Hiperidrose e sudorese excessiva: dicas para adolescentes

Dicas para minimizar este sintoma angustiante

Suar às vezes pode parecer irritante, mas é importante lembrar que é através da transpiração que o corpo é capaz de se resfriar quando fica muito quente.

Sem a capacidade de suar, uma condição médica chamada anidrose, o corpo pode superaquecer e até mesmo desenvolver insolação, uma condição que ameaça a vida.

Compreender o processo de transpiração

O suor é produzido pelas glândulas écrinas e apócrinas na pele.

As glândulas sudoríparas écrinas são encontradas na maior parte do corpo e produzem suor sem qualquer odor. Por outro lado, as glândulas sudoríparas apócrinas não são tão comuns e são encontradas apenas nas axilas e região da virilha.

Ao contrário do suor inodoro que é produzido pelas glândulas écrinas, as glândulas apócrinas produzem suor que, uma vez que tenha contato com bactérias, tem um odor corporal distinto.

Quando as crianças e adolescentes suam?

Crianças, especialmente adolescentes, normalmente suam quando:

Causas da transpiração excessiva

Há uma série de condições médicas que podem causar sudorese excessiva, incluindo:

A maioria dos adolescentes com transpiração excessiva e nenhum outro sintoma tem uma condição chamada hiperidrose focal primária. Nessa condição, a sudorese excessiva é limitada a apenas uma ou mais áreas de seus corpos, e a sudorese é bilateral e simétrica (por exemplo, ambas as mãos ou ambas as axilas).

A transpiração pára enquanto eles estão dormindo.

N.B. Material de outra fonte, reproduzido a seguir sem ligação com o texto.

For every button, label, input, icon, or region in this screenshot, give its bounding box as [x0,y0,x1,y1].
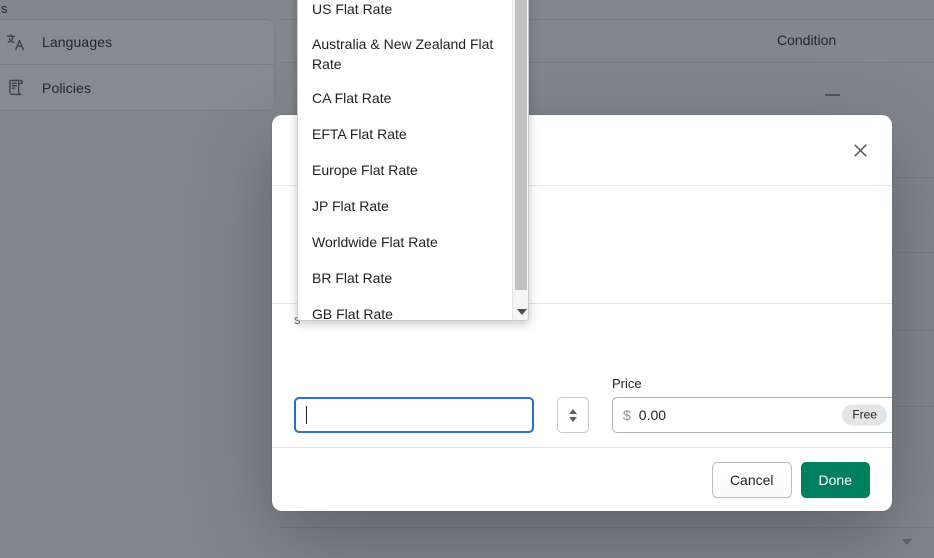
text-cursor [306,406,307,424]
fields-row: Price $ 0.00 Free [294,376,870,433]
quantity-stepper[interactable] [557,397,589,433]
modal-footer: Cancel Done [272,447,892,511]
dropdown-scrollbar[interactable] [512,0,528,320]
currency-symbol: $ [623,407,631,423]
dropdown-option[interactable]: GB Flat Rate [298,297,514,321]
cancel-button[interactable]: Cancel [712,462,792,498]
dropdown-option[interactable]: Europe Flat Rate [298,153,514,189]
app-root: s Languages [0,0,934,558]
scroll-down-arrow-icon[interactable] [517,309,527,315]
rate-name-field-group [294,376,579,433]
free-badge: Free [842,405,887,426]
done-button[interactable]: Done [801,462,870,498]
price-field-group: Price $ 0.00 Free [612,376,892,433]
dropdown-option[interactable]: CA Flat Rate [298,81,514,117]
price-value: 0.00 [639,407,666,423]
dropdown-option-list: US Flat RateAustralia & New Zealand Flat… [298,0,514,321]
dropdown-option[interactable]: US Flat Rate [298,0,514,28]
select-chevron-down-icon [902,539,912,545]
chevron-down-icon [569,417,577,422]
price-label: Price [612,376,892,393]
dropdown-option[interactable]: BR Flat Rate [298,261,514,297]
chevron-up-icon [569,409,577,414]
rate-name-label [294,376,579,393]
dropdown-option[interactable]: Worldwide Flat Rate [298,225,514,261]
rate-name-dropdown[interactable]: US Flat RateAustralia & New Zealand Flat… [297,0,529,321]
close-icon[interactable] [844,134,876,166]
rate-name-input[interactable] [294,397,534,433]
dropdown-option[interactable]: Australia & New Zealand Flat Rate [298,28,514,81]
rate-name-select-shell [294,397,579,433]
dropdown-option[interactable]: EFTA Flat Rate [298,117,514,153]
dropdown-scrollbar-thumb[interactable] [515,0,527,290]
price-input[interactable]: $ 0.00 Free [612,397,892,433]
dropdown-option[interactable]: JP Flat Rate [298,189,514,225]
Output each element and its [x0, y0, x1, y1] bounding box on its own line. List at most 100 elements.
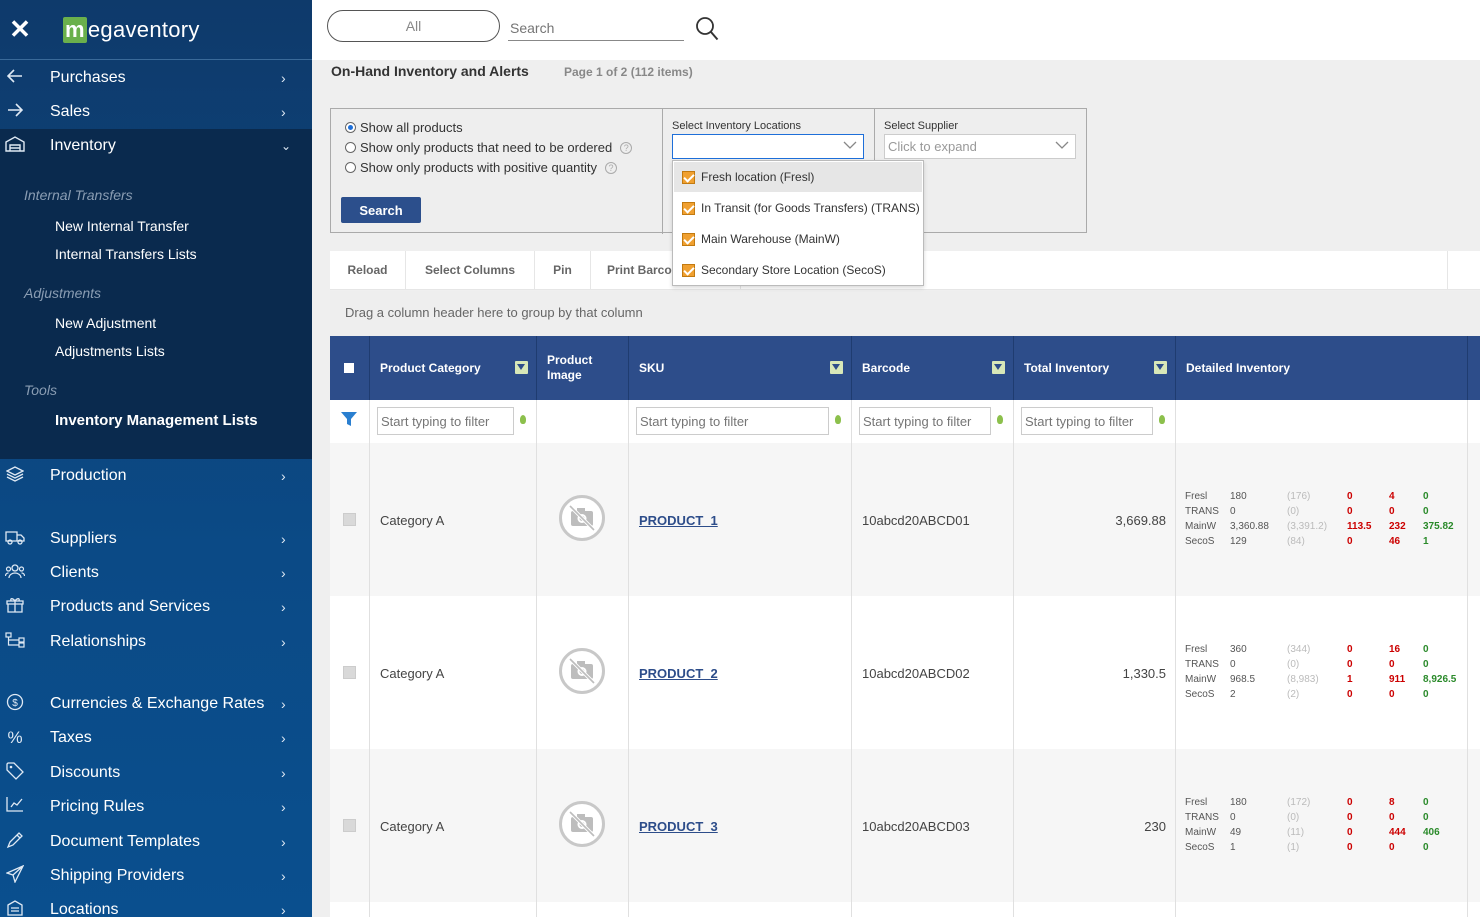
column-menu-icon[interactable] [515, 361, 528, 374]
sidebar-item-sales[interactable]: Sales › [0, 95, 312, 129]
total-inventory-value: 1,330.5 [1122, 666, 1166, 681]
sidebar-item-discounts[interactable]: Discounts › [0, 756, 312, 790]
vertical-scrollbar[interactable] [1462, 0, 1480, 917]
column-header-image[interactable]: Product Image [537, 336, 629, 400]
close-icon[interactable]: ✕ [2, 14, 38, 45]
chevron-right-icon: › [281, 565, 286, 581]
help-icon[interactable]: ? [620, 141, 633, 154]
filter-bulb-icon[interactable] [520, 415, 526, 424]
search-input[interactable] [508, 16, 684, 41]
detail-paren-value: (176) [1287, 491, 1311, 502]
submenu-item-new-internal-transfer[interactable]: New Internal Transfer [55, 218, 189, 234]
supplier-select[interactable]: Click to expand [884, 134, 1076, 159]
column-header-barcode[interactable]: Barcode [852, 336, 1014, 400]
sidebar-item-document-templates[interactable]: Document Templates › [0, 825, 312, 859]
table-row[interactable]: Category A PRODUCT_1 10abcd20ABCD01 3,669.8… [330, 443, 1480, 596]
filter-bulb-icon[interactable] [997, 415, 1003, 424]
funnel-icon[interactable] [340, 410, 358, 428]
locations-option[interactable]: Fresh location (Fresl) [674, 162, 922, 192]
radio-button[interactable] [345, 142, 356, 153]
row-checkbox[interactable] [343, 666, 356, 679]
sku-link[interactable]: PRODUCT_2 [639, 666, 718, 681]
table-row[interactable]: Category A PRODUCT_3 10abcd20ABCD03 230 Fres… [330, 749, 1480, 902]
column-header-total-inventory[interactable]: Total Inventory [1014, 336, 1176, 400]
detail-c3-value: 0 [1423, 659, 1429, 670]
detail-qty-value: 180 [1230, 797, 1247, 808]
column-menu-icon[interactable] [992, 361, 1005, 374]
sidebar-item-purchases[interactable]: Purchases › [0, 61, 312, 95]
checkbox-checked-icon[interactable] [682, 201, 695, 215]
radio-show-positive[interactable]: Show only products with positive quantit… [345, 160, 618, 175]
search-scope-select[interactable]: All [327, 10, 500, 42]
truck-icon [5, 529, 25, 550]
detailed-inventory-cell: Fresl TRANS MainW SecoS 360 0 968.5 2 (344) (0) (8… [1176, 596, 1468, 749]
detail-c1-value: 0 [1347, 536, 1353, 547]
sku-filter-input[interactable] [636, 407, 829, 435]
sidebar-item-label: Clients [50, 564, 99, 581]
row-checkbox[interactable] [343, 513, 356, 526]
chevron-right-icon: › [281, 70, 286, 86]
filter-bulb-icon[interactable] [1159, 415, 1165, 424]
sidebar-item-currencies[interactable]: $ Currencies & Exchange Rates › [0, 687, 312, 721]
detail-locs-value: SecoS [1185, 689, 1215, 700]
row-checkbox[interactable] [343, 819, 356, 832]
detail-qty-value: 129 [1230, 536, 1247, 547]
submenu-item-inventory-management-lists[interactable]: Inventory Management Lists [55, 412, 258, 429]
total-filter-input[interactable] [1021, 407, 1153, 435]
pin-button[interactable]: Pin [535, 251, 591, 290]
locations-option[interactable]: Secondary Store Location (SecoS) [674, 255, 922, 285]
filter-cell-barcode [852, 400, 1014, 443]
sidebar-item-clients[interactable]: Clients › [0, 556, 312, 590]
checkbox-checked-icon[interactable] [682, 263, 695, 277]
sidebar-item-shipping-providers[interactable]: Shipping Providers › [0, 859, 312, 893]
checkbox-checked-icon[interactable] [682, 232, 695, 246]
submenu-item-internal-transfers-lists[interactable]: Internal Transfers Lists [55, 246, 197, 262]
locations-option[interactable]: In Transit (for Goods Transfers) (TRANS) [674, 193, 922, 223]
sidebar-item-production[interactable]: Production › [0, 459, 312, 493]
search-button[interactable]: Search [341, 197, 421, 223]
column-header-category[interactable]: Product Category [370, 336, 537, 400]
sidebar-item-suppliers[interactable]: Suppliers › [0, 522, 312, 556]
radio-show-need-order[interactable]: Show only products that need to be order… [345, 140, 633, 155]
column-title: Total Inventory [1024, 361, 1110, 375]
select-all-checkbox[interactable] [344, 363, 354, 373]
column-header-detailed-inventory[interactable]: Detailed Inventory [1176, 336, 1468, 400]
group-by-bar[interactable]: Drag a column header here to group by th… [330, 291, 1480, 336]
radio-button[interactable] [345, 122, 356, 133]
detail-c3-value: 406 [1423, 827, 1440, 838]
select-all-header[interactable] [330, 336, 370, 400]
locations-option[interactable]: Main Warehouse (MainW) [674, 224, 922, 254]
locations-select[interactable] [672, 134, 864, 159]
sku-link[interactable]: PRODUCT_1 [639, 513, 718, 528]
reload-button[interactable]: Reload [330, 251, 406, 290]
column-menu-icon[interactable] [1154, 361, 1167, 374]
detail-c2-value: 16 [1389, 644, 1401, 655]
sidebar-item-relationships[interactable]: Relationships › [0, 625, 312, 659]
column-header-sku[interactable]: SKU [629, 336, 852, 400]
select-columns-button[interactable]: Select Columns [406, 251, 535, 290]
locations-option-label: Main Warehouse (MainW) [701, 232, 840, 246]
category-filter-input[interactable] [377, 407, 514, 435]
sidebar-item-taxes[interactable]: % Taxes › [0, 721, 312, 755]
barcode-filter-input[interactable] [859, 407, 991, 435]
radio-button[interactable] [345, 162, 356, 173]
sidebar-item-pricing-rules[interactable]: Pricing Rules › [0, 790, 312, 824]
sidebar-item-inventory[interactable]: Inventory ⌄ [0, 129, 312, 163]
table-row[interactable]: Category A PRODUCT_2 10abcd20ABCD02 1,330.5… [330, 596, 1480, 749]
category-value: Category A [380, 513, 445, 528]
sidebar-item-products-and-services[interactable]: Products and Services › [0, 590, 312, 624]
column-menu-icon[interactable] [830, 361, 843, 374]
logo[interactable]: m egaventory [63, 16, 200, 43]
sku-link[interactable]: PRODUCT_3 [639, 819, 718, 834]
submenu-item-adjustments-lists[interactable]: Adjustments Lists [55, 343, 165, 359]
filter-bulb-icon[interactable] [835, 415, 841, 424]
submenu-item-new-adjustment[interactable]: New Adjustment [55, 315, 156, 331]
checkbox-checked-icon[interactable] [682, 170, 695, 184]
radio-show-all[interactable]: Show all products [345, 120, 463, 135]
detail-paren-value: (84) [1287, 536, 1305, 547]
sidebar-item-locations[interactable]: Locations › [0, 893, 312, 917]
category-cell: Category A [370, 443, 537, 596]
help-icon[interactable]: ? [605, 161, 618, 174]
search-icon[interactable] [695, 16, 719, 42]
sku-cell: PRODUCT_3 [629, 749, 852, 902]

Ao contrário da sudorese excessiva generalizada que alguém com uma glândula tireóide hiperativa pode ter, um adolescente com hiper-hidrose focal primária provavelmente terá apenas palmas das mãos suadas, pés suados, axilas suadas e / ou sudorese facial excessiva.

A hiperidrose focal primária é comum, afetando cerca de 3% das pessoas, e muitos especialistas acham que ela geralmente começa na adolescência.

Acredita-se também que seja geralmente genético, embora a causa subjacente precisa seja desconhecida. Dito isto, é importante entender que as pessoas com hiper-hidrose focal primária têm um número normal de glândulas sudoríparas, e elas funcionam normalmente - elas apenas produzem mais suor por algum motivo.

Como controlar a transpiração excessiva

Uma vez que quase todos suores, como você sabe quando ou se seu filho adolescente tem um problema com a transpiração excessiva? Uma maneira fácil é simplesmente comparar sua transpiração a outros adolescentes em situações semelhantes. Por exemplo, seu filho adolescente provavelmente estará suando enquanto estiver jogando vôlei, mas não deve ser tão severo que as palmas das mãos suadas interfiram com ela segurando a bola.

Se a transpiração excessiva de um adolescente freqüentemente interferir em suas atividades diárias, se tornar dificilmente tolerável, ou especialmente se for intolerável e sempre interferir em suas atividades diárias, então ele deve procurar ajuda.

Tratamentos que podem ajudar a controlar a transpiração excessiva incluem:

Outros tratamentos para a transpiração excessiva que são mais comumente usados ​​em adultos incluem tratamentos cirúrgicos como excisão de glândulas sudoríparas locais ou simpatectomia torácica endoscópica.

A iontoforese, na qual a corrente elétrica de baixo nível é aplicada na superfície da pele para reduzir a produção de suor, é outra opção, assim como as injeções de Botox. Embora o efeito seja apenas temporário, o Botox trabalha para bloquear um neurotransmissor que estimula as glândulas sudoríparas, levando a uma diminuição na produção de suor por 6 a 7 meses.

O que você precisa saber sobre sudorese excessiva

Outras coisas a saber sobre hiperidrose e controle excessivo da transpiração:

Fontes:

Habif: Clinical Dermatology, 5ª ed.

Haider A. (2005). Hiperidrose focal: diagnóstico e tratamento. CMAJ, 172 (1): 69-75.

> Sociedade Internacional de Hiperidrose. Tratamentos de Hiperidrose. Antiperspirantes http://www.sweathelp.org/hyperhidrosis-treatments/treatment-overview.html.

Kliegman: Nelson Textbook of Pediatrics, 18a ed.

Lowe, NJ et al. (2007). Toxina botulínica tipo A no tratamento da hiperidrose axilar primária: estudo multicêntrico, duplo-cego, randomizado, controlado com placebo, com duração de 52 semanas, de eficácia e segurança. Jornal da Academia Americana de Dermatologia Abr; 56 (4): 604-11.